Sorti en 1990, ce cinquième film (et quatrième long-métrage) de Spike Lee suit le personnage de Bleek Gilliam, trompettiste (de jazz donc) de talent, tiraillé entre sa passion et gagne-pain (la musique), son groupe de musiciens et amis (au sein duquel quelques tensions), son imprésario incompétent (mais aussi et hélas ami d’enfance), ses employeurs juifs (lui refusant une renégociation de son contrat), son paternel (vieillissant) et ses amours (deux amantes pas complètement dupes). Bref, le type a une vie riche et bien remplie (comme moi), qu’il s’échine à structurer un maximum pour ne pas en perdre le contrôle. Mais son équilibre est fragile et va évidemment finir par se péter la gueule…
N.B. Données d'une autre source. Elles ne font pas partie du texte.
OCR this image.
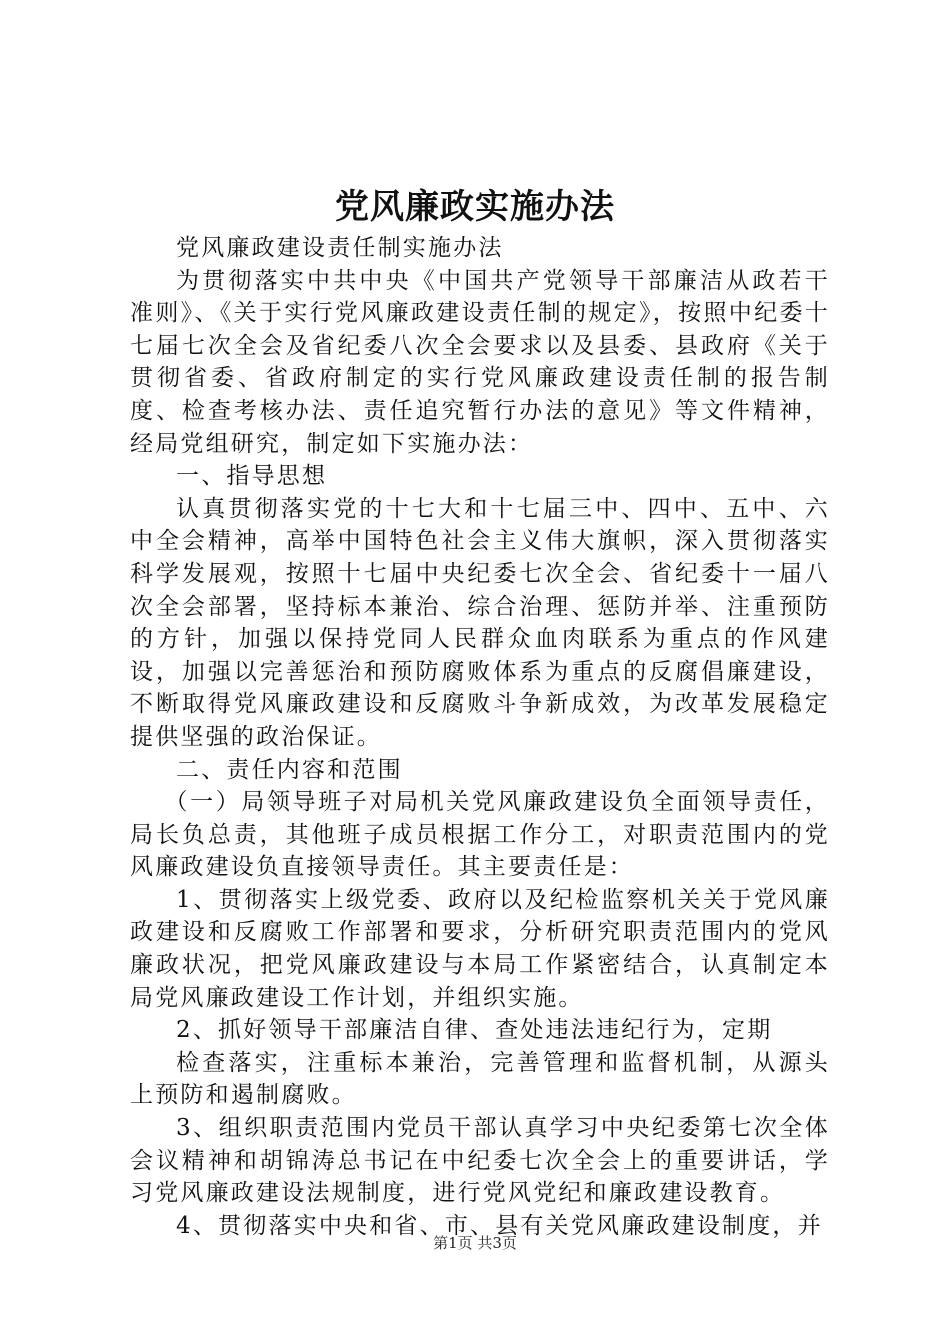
党风廉政实施办法

党风廉政建设责任制实施办法

为贯彻落实中共中央《中国共产党领导干部廉洁从政若干准则》、《关于实行党风廉政建设责任制的规定》，按照中纪委十七届七次全会及省纪委八次全会要求以及县委、县政府《关于贯彻省委、省政府制定的实行党风廉政建设责任制的报告制度、检查考核办法、责任追究暂行办法的意见》等文件精神，经局党组研究，制定如下实施办法：

一、指导思想

认真贯彻落实党的十七大和十七届三中、四中、五中、六中全会精神，高举中国特色社会主义伟大旗帜，深入贯彻落实科学发展观，按照十七届中央纪委七次全会、省纪委十一届八次全会部署，坚持标本兼治、综合治理、惩防并举、注重预防的方针，加强以保持党同人民群众血肉联系为重点的作风建设，加强以完善惩治和预防腐败体系为重点的反腐倡廉建设，不断取得党风廉政建设和反腐败斗争新成效，为改革发展稳定提供坚强的政治保证。

二、责任内容和范围

（一）局领导班子对局机关党风廉政建设负全面领导责任，局长负总责，其他班子成员根据工作分工，对职责范围内的党风廉政建设负直接领导责任。其主要责任是：

1、贯彻落实上级党委、政府以及纪检监察机关关于党风廉政建设和反腐败工作部署和要求，分析研究职责范围内的党风廉政状况，把党风廉政建设与本局工作紧密结合，认真制定本局党风廉政建设工作计划，并组织实施。

2、抓好领导干部廉洁自律、查处违法违纪行为，定期

检查落实，注重标本兼治，完善管理和监督机制，从源头上预防和遏制腐败。

3、组织职责范围内党员干部认真学习中央纪委第七次全体会议精神和胡锦涛总书记在中纪委七次全会上的重要讲话，学习党风廉政建设法规制度，进行党风党纪和廉政建设教育。

4、贯彻落实中央和省、市、县有关党风廉政建设制度，并

第1页 共3页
Et Spike Lee nous orchestre ça d’une main de maître (comme d’habitude chez lui : la mise en scène est assez folle), alternant avec fluidité ces différentes sous-intrigues et les nombreux personnages en jeu, dans un récit par ailleurs ponctué de quelques scènes musicales (il eut été dommage de se priver), intéressantes à double titre : d’abord, elles sont évidemment toutes très plaisantes à regarder et à écouter (ma préférence allant à celle du fameux Mo' Better Blues – pas sûr d’être très original sur ce coup-là) et variées ; mais surtout elles présentent toutes un intérêt narratif. Je m’explique : aucune de ces scènes n’est purement « gratuites » (ce qui n’aurait en aucun cas été un mal – le seul plaisir de la performance musicale justifiant parfaitement l’existence d’une scène) et toutes présentent au contraire l’intérêt de faire progresser le récit. Ce que je trouve assez malin.
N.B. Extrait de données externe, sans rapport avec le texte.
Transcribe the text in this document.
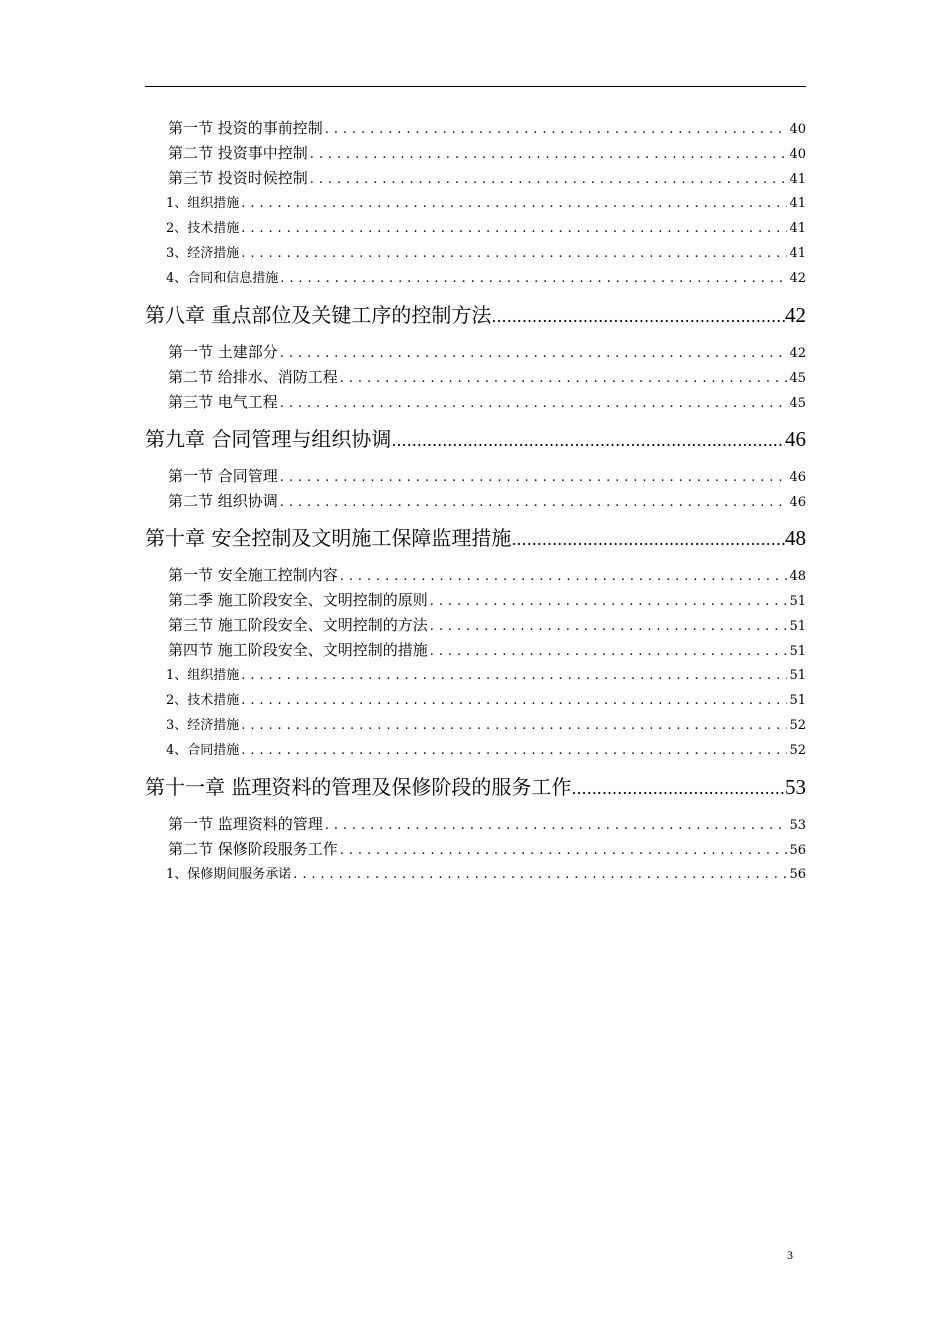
第一节 投资的事前控制 . . .	40
第二节 投资事中控制 . . .	40
第三节 投资时候控制 . . .	41
1、组织措施 . . .	41
2、技术措施 . . .	41
3、经济措施 . . .	41
4、合同和信息措施 . . .	42
第八章 重点部位及关键工序的控制方法 .....	42
第一节 土建部分 . . .	42
第二节 给排水、消防工程 . . .	45
第三节 电气工程 . . .	45
第九章 合同管理与组织协调 .....	46
第一节 合同管理 . . .	46
第二节 组织协调 . . .	46
第十章 安全控制及文明施工保障监理措施 .....	48
第一节 安全施工控制内容 . . .	48
第二季 施工阶段安全、文明控制的原则 . . .	51
第三节 施工阶段安全、文明控制的方法 . . .	51
第四节 施工阶段安全、文明控制的措施 . . .	51
1、组织措施 . . .	51
2、技术措施 . . .	51
3、经济措施 . . .	52
4、合同措施 . . .	52
第十一章 监理资料的管理及保修阶段的服务工作 .....	53
第一节 监理资料的管理 . . .	53
第二节 保修阶段服务工作 . . .	56
1、保修期间服务承诺 . . .	56
3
La dernière de ces scènes musicales, douloureuse et émouvante, sonnant la fin d’une époque pour le personnage (je reste volontairement vague), est particulièrement belle et terrible. Elle amorce le dernier acte du film, très touchant, à la fois triste et heureux. Puis cette fin douce-amère, qui te fait déprimer juste ce qu’il faut… C’est un film qui brasse finalement pas mal de thèmes et de sentiments : la passion artistique, l’amitié et l’amour évidemment, les conflits, les mensonges et la souffrance qu’ils peuvent susciter, les collisions vies amicale/sentimentale et professionnelle, mais aussi la rivalité, la chute, la honte, l’abandon de ses rêves, la résilience, la paternité… Le film est assez riche et émouvant, je ne l’avais pas du tout vu venir. Il y a notamment une réplique vers la fin, lorsque Denzel retrouve l’une de ses amantes, que j’ai trouvée très belle. Bref, c’est un film qui m’a touché à plus d’un titre.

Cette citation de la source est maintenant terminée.